Autogestion en Algérie? Marième Hélie Lucas publie…

Trois séances de présentation de ce livre à Toulouse en mai 2019:
17 mai 18h , L’atelier, 3 rue des cheminots
18 mai, 10h30, Librairie Elypse, 251 Route de Narbonne
18 mai, 14h, La chapelle, 36 Rue Danielle Casanova
Marieme, une amie algérienne libertaire, laïque et féministe, proche des idées d’Albert Camus et Daniel Guerin, ayant vécu de très près la période de l’autogestion algérienne vient d’autoproduire (petite maison d’édition) un livre qui vient de paraitre « Les débuts de l’autogestion industrielle en Algérie ». Ce livre posthume reprend une compilation des nombreuses notes de son mari Damien Hélie, décédé lors d’un accident tragique en Algérie.
A 80 ans, elle fait un travail remarquable pour faire connaitre les oppositions « sur le terrain » au fondamentalisme religieux dans différents pays (elle est très fortement impliquée dans la constitution et l’appui à des réseaux défendant la laïcité, notamment dans les pays marqués par la domination de l’intégrisme religieux, et en particulier SIAWA (Secularism Is A Women’s Issue). Voir le texte d’introduction du livre: http://www.mille-et-une-vagues.org/ocr/?DANS-L-IMMEDIATE-POST-INDEPENDANCE

à l’Atelier mai 2019, pour parler de l’autogestion en Algérie…

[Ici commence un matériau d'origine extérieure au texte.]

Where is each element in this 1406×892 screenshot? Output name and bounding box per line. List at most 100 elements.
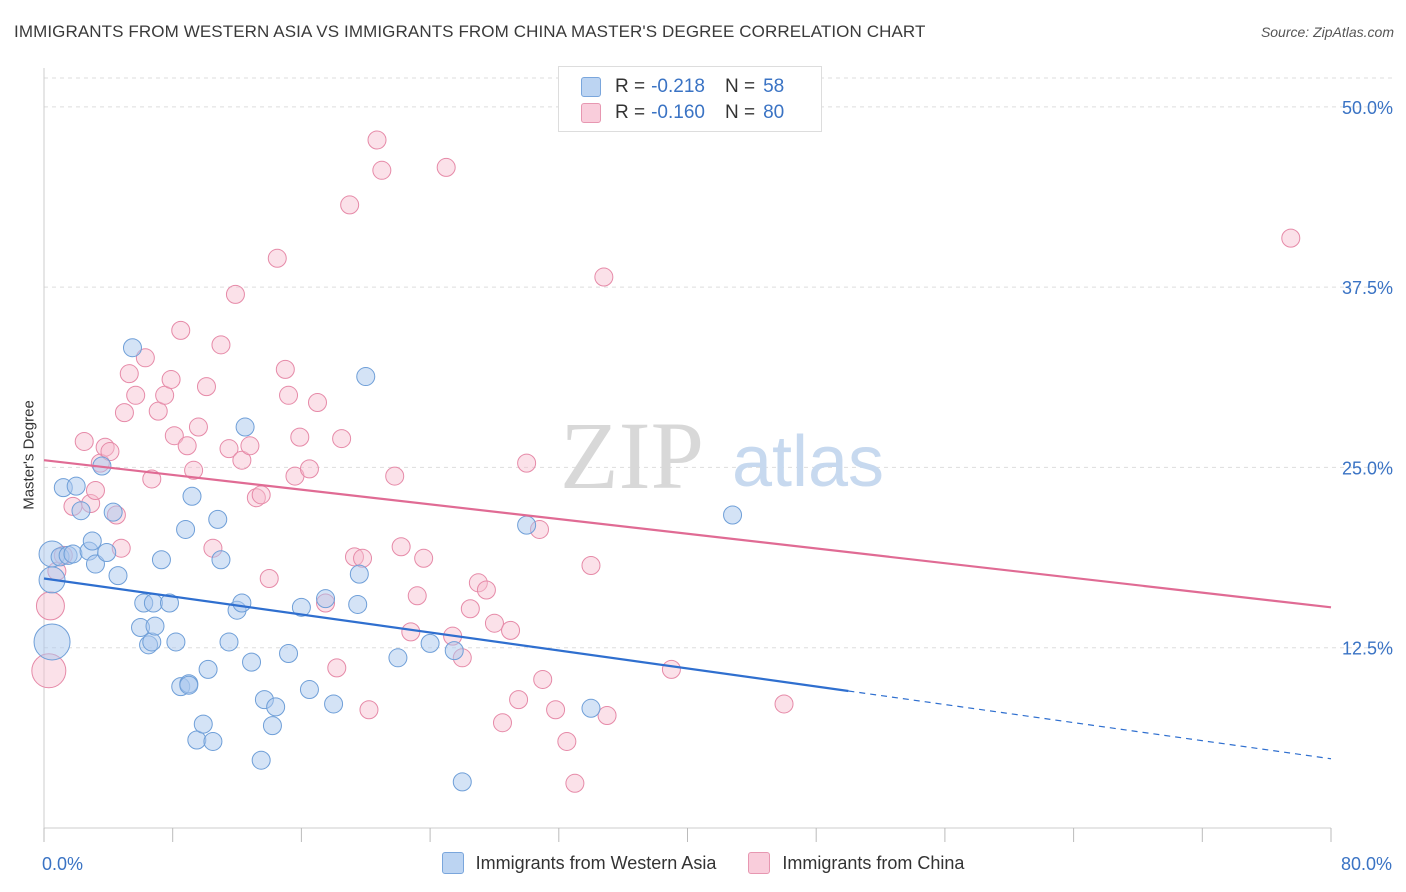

à l’Atelier, pour parler de l’autogestion en Algérie

En ce 17 mai 2019 nous sommes plus d’une quinzaine à L’Atelier, Rue des cheminots à dialoguer avec Marième Hélie Lucas. Elle nous montre en particulier comment le départ en quelques mois de l’immense majorité des cadres qualifiés de l’Algérie devenue indépendante a obligé « sur le tas » à faire fonctionner des entreprises, le nouvel Etat algérien ne donnant que plusieurs trimestres plus tard un cadre légal aux multiples autogestions de fait. Celles-ci se heurtent très vite à la prise en main des entreprises par des chefs locaux ou par des fonctionnaires représentant l’Etat, qui sont l’embryon des couches sociales qui progressivement constituent « le pouvoir », selon ce qui est décrit comme la « nouvelle classe » (Djilas) pour la Yougoslavie des années 1960.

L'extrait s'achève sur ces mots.